In deze zaak heeft de Rechtbank Midden-Nederland op 14 september 2016 uitspraak gedaan in een civiele procedure tussen een eiser en een gedaagde, waarbij de hoofdelijke aansprakelijkheid van de vennoten van een vennootschap onder firma ter discussie stond. De eiser, wonende in Brazilië, vorderde een verklaring voor recht dat de vennootschap Adviesbureau [B] tekortgeschoten was in de nakoming van een overeenkomst van opdracht, en dat de gedaagde, die vennoot was van deze vennootschap, hoofdelijk aansprakelijk was voor de schade die daaruit voortvloeide. De eiser stelde dat hij op advies van de vennootschap zijn bestaande levensverzekering had opgezegd, zonder de medische voorgeschiedenis van zijn partner [A] te melden, wat leidde tot een weigering van uitkering door de verzekeraar Generali.
De rechtbank heeft de feiten en het verloop van de procedure in detail uiteengezet, inclusief eerdere vonnissen en de rol van de betrokken partijen.

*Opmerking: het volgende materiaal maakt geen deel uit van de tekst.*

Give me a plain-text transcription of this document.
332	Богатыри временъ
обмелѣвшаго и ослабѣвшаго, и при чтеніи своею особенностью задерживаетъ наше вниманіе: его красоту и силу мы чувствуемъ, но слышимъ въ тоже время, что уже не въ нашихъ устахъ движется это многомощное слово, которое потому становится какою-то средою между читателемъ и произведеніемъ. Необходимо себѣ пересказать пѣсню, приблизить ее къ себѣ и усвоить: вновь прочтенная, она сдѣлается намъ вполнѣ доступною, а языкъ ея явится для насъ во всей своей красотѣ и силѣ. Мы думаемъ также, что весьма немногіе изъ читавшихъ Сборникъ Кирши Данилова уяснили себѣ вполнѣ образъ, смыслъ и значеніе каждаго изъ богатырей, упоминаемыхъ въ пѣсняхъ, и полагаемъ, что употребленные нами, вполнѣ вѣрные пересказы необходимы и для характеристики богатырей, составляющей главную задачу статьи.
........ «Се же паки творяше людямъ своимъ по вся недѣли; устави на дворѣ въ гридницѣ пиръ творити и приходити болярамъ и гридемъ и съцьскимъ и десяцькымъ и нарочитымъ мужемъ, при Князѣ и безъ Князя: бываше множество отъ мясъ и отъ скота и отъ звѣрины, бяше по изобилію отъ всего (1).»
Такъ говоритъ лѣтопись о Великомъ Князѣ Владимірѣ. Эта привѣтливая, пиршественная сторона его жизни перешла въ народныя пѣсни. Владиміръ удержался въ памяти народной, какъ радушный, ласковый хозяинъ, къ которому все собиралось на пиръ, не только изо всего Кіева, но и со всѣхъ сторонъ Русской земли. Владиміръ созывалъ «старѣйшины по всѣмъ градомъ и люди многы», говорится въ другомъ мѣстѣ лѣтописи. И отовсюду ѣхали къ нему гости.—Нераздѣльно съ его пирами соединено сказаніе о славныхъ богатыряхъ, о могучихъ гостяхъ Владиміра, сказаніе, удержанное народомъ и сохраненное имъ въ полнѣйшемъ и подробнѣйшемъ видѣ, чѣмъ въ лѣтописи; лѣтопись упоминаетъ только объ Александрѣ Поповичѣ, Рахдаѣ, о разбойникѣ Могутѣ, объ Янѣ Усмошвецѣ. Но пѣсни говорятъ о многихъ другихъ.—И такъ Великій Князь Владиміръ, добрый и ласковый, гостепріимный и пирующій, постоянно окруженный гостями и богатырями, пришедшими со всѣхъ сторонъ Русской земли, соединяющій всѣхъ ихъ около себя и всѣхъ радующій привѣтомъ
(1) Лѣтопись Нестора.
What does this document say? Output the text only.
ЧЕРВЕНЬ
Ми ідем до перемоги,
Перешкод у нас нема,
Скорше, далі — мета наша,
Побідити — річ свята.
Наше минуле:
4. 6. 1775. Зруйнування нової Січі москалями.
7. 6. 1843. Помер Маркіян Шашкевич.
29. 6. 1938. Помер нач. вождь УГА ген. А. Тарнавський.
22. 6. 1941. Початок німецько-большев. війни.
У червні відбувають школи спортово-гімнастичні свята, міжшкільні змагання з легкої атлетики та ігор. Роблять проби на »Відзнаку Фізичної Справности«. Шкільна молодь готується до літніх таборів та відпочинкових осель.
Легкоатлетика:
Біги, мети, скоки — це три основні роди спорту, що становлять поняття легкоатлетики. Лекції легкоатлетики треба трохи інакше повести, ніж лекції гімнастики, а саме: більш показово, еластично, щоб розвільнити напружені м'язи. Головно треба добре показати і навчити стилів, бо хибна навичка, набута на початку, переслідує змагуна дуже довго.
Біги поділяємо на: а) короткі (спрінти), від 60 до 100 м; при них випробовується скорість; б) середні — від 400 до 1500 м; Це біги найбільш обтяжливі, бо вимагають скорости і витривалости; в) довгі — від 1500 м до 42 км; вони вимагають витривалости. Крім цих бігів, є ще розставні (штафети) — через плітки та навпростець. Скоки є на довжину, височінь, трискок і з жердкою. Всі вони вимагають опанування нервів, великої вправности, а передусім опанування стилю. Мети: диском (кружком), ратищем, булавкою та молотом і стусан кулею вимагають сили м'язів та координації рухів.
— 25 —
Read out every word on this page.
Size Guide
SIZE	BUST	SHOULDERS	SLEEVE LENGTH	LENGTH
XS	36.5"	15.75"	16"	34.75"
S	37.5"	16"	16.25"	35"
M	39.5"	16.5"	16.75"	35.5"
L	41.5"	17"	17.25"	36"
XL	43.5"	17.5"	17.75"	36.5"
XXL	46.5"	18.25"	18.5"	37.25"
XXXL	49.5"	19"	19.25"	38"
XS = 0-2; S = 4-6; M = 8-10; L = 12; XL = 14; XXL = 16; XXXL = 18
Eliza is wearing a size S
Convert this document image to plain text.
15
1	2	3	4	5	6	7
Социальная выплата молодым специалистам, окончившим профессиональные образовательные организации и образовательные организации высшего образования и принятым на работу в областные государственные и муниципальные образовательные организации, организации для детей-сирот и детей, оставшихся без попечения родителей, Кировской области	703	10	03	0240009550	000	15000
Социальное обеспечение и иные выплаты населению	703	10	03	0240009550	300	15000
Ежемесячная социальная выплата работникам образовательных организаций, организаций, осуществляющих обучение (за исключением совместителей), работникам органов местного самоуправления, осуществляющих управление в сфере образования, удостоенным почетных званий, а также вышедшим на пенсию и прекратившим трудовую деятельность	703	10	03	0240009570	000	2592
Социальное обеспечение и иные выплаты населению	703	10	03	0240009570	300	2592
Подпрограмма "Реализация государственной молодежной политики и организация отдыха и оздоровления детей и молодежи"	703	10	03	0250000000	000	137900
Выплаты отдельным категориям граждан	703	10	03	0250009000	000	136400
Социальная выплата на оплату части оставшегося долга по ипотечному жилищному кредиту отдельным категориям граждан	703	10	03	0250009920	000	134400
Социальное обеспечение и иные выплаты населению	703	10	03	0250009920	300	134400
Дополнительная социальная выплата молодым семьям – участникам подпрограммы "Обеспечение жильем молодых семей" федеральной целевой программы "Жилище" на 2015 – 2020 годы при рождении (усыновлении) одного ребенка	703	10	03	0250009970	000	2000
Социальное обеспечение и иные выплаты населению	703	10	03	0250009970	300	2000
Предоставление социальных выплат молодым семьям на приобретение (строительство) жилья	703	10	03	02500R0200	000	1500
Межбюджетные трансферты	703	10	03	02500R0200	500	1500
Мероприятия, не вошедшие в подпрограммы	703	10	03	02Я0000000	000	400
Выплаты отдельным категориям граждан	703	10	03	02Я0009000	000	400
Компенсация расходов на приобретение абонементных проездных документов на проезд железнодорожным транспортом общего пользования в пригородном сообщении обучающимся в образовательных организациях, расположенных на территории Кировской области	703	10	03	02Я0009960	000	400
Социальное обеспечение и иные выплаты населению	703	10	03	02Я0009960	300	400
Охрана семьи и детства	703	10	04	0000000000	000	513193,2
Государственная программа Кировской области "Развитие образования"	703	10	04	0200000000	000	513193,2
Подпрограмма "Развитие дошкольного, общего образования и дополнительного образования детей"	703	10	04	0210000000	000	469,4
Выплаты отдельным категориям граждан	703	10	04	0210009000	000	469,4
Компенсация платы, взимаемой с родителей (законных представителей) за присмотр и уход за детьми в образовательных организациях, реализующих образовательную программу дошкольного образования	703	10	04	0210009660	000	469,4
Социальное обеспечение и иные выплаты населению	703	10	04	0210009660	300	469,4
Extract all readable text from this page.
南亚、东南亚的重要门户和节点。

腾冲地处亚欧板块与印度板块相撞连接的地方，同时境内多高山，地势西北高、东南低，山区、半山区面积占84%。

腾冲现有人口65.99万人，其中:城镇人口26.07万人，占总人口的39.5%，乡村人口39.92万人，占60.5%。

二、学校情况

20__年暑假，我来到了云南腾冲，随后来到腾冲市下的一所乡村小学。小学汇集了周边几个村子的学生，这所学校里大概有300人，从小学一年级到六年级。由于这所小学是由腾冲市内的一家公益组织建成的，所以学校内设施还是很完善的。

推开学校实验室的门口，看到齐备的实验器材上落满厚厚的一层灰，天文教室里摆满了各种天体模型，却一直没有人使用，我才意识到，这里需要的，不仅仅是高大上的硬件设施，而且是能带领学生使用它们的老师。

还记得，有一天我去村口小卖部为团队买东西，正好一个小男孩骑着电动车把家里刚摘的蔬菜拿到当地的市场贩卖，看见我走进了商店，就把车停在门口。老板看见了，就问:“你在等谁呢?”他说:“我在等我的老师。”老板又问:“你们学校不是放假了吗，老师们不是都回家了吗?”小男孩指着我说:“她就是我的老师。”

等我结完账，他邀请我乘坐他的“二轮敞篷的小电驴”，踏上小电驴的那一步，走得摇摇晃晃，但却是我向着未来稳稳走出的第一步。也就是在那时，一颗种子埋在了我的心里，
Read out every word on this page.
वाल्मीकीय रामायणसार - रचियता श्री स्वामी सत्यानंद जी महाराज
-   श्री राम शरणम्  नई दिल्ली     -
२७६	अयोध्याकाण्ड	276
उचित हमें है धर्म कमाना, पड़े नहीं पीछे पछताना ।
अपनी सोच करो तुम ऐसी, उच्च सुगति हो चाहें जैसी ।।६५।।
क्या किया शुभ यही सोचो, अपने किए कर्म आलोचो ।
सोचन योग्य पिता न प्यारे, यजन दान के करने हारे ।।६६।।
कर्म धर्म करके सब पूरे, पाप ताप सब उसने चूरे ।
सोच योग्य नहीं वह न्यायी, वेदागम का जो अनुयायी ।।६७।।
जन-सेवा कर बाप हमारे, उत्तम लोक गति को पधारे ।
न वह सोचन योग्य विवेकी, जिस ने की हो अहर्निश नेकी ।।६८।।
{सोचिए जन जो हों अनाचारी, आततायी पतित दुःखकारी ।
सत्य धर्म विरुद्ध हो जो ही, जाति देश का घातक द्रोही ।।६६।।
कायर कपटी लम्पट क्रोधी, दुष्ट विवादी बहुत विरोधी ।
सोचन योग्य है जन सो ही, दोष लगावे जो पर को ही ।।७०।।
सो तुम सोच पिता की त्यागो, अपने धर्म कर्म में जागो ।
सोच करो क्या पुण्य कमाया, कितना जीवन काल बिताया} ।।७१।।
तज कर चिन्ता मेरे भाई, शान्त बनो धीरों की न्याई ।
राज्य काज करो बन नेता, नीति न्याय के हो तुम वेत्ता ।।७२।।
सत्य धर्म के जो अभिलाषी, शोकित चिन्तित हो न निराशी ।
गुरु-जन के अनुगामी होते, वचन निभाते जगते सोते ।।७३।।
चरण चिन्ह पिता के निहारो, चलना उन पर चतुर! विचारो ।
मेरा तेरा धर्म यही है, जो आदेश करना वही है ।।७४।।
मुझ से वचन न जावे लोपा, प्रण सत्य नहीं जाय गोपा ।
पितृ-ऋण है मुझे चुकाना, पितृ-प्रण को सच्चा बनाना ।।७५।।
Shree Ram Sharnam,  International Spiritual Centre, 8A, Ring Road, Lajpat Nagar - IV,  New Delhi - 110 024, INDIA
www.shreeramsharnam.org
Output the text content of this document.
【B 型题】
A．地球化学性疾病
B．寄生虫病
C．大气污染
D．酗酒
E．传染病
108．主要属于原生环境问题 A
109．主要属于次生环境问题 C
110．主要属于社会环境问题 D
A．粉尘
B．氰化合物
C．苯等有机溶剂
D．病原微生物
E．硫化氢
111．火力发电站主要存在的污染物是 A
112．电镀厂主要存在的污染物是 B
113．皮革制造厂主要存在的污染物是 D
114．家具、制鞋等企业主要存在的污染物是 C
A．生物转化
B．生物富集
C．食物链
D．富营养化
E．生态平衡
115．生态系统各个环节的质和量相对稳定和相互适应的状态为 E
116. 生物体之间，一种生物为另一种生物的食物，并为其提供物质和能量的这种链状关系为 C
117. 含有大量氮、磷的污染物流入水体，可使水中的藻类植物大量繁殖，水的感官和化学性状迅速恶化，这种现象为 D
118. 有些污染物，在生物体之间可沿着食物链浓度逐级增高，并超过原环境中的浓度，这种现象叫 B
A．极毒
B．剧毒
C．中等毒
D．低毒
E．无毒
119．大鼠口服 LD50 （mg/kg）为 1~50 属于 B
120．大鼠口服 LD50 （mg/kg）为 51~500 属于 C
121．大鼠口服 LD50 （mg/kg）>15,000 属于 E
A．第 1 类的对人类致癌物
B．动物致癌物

De rechtbank oordeelde dat de vordering van de eiser verjaard was, omdat de verjaringstermijn was begonnen te lopen op het moment dat de eiser op de hoogte was van de schade en de aansprakelijke persoon. De rechtbank heeft daarbij de stuitingshandelingen van de eiser beoordeeld en geconcludeerd dat deze niet voldoende waren om de verjaring te stuiten. De rechtbank heeft de vordering van de eiser afgewezen en hem veroordeeld in de proceskosten van de gedaagde, die op € 7.533,00 zijn begroot.
De uitspraak benadrukt de juridische principes rondom hoofdelijke aansprakelijkheid binnen vennootschappen onder firma en de voorwaarden waaronder verjaring kan worden gestuit. De rechtbank heeft de relevante artikelen uit het Burgerlijk Wetboek en eerdere jurisprudentie in haar overwegingen betrokken, wat de juridische context van de zaak versterkt.